Moreover, the verse allows to slavery, which is in direct contradiction with Constitution, Article 23. Additionally, the injunction also says not to expose their adornment [i.e., beauty] except to “their husbands, their fathers, their husbands' fathers, their sons, their husbands' sons, their brothers, their brothers' sons, their sisters' sons, their women, that which their right hands possess [i.e., slaves], or those male attendants having no physical desire…”. The question is could we be so selective in extracting the right to manifest religious faith from a Quranic source that all other conditions are ignored.
The Quran mandates women to show their beauty only to people who are mentioned therein. It gives birth to the concept of Mahram. The religious scholars are divided on the exact meaning of this verse when it comes to zinah (nice clothes or ornaments) and body parts that can be shown to non-mahram men and women.
For Muslims, even non-muslim women fall into the category of non-mehram, and hence they are required to follow zinah from slaves and non-Muslim women too. The idea behind the verse is non-mahram should not see Muslim women unless there is need. What constitutes ‘need’ is, of course, not clear. In the tafsir on Quran, what is mentioned is the two sides of sheets — one over other which would constitute Hijab.
One must remain mindful that the scholars had only one geographical area across the whole world in their knowledge. They used that limited knowledge to write the tafsir. It does not explain the plurality of women head-covers as used by women outside the Middle East (be it pre-Islamic or Islamic).
Hijab should be understood as a piece of cloth to cover the head and chest of women alike. It may be one piece of cloth or may come from two pieces of clothes and must keep the geographical local practices in mind.
If we insist that hijab, as understood by muslim women in India currently, is the only piece of cloth that protects modesty, we will be arguing that all others clothes are vulgar and inappropriate for women — since these are the words of Allah for present and future both. So a future Muslim convert must give up the dresses or traditional outfit in order to comply with Quranic injunction under 24:31, which is absurd. Should a Japanese convert give up her traditional clothes to become Muslim because the whole world has to become Muslim sooner or later because it is the mandate of the Allah?

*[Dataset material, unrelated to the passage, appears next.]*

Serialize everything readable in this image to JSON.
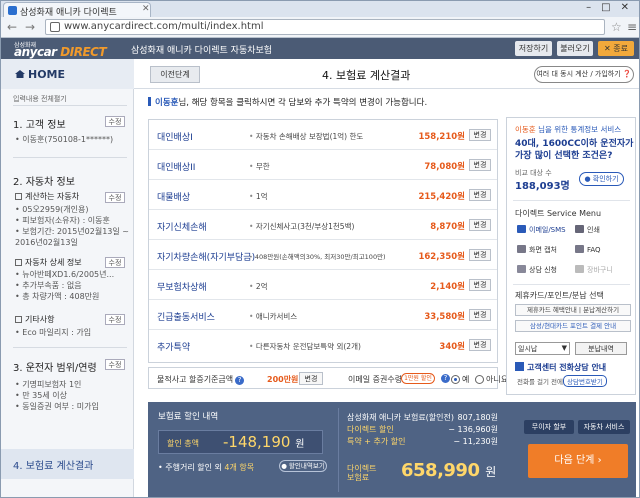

This interpretation would mean all clothes except hijab are un-Quranic and hence, haram. Whereas, if we interpret the hijab as flexible clothing that accommodates all kinds of clothes across the world then when everyone would become Muslim they will not have problem is gurading their modesty.
Thus hijab could be a dupatta, a saree, what Japanese women wear, or European traditional dress for women.
No one is objecting the hijab per se, what is in question is limited regulation of its wearing at certain places like schools and colleges. Therefore, the question is, by prohibiting the hijab within school or college, and not outside thereof, is there any violation of fundamental right under Article 25?
Having said that, since hijab, as understood in the Middle East, is banned in many countries, including Islamic nations, it suggests the fact that it is not core of the religious belief, and hence it could be regulated by the State. The European Court of Justice has approved prohibition of hijab on many occasions, most recently in IX v Wabe and MH Müller Handels v MJ [2021 EUECJ C-804/18 and C341/19] cases. These two cases involved the employers who banned staff from wearing religious symbols at work.
Hijab, therefore, is not something that falls within the freedom guaranteed under Article 25 as the right to manifest religious faith.
The author is a PhD fellow at Hamburg University. He has written two books on financial laws.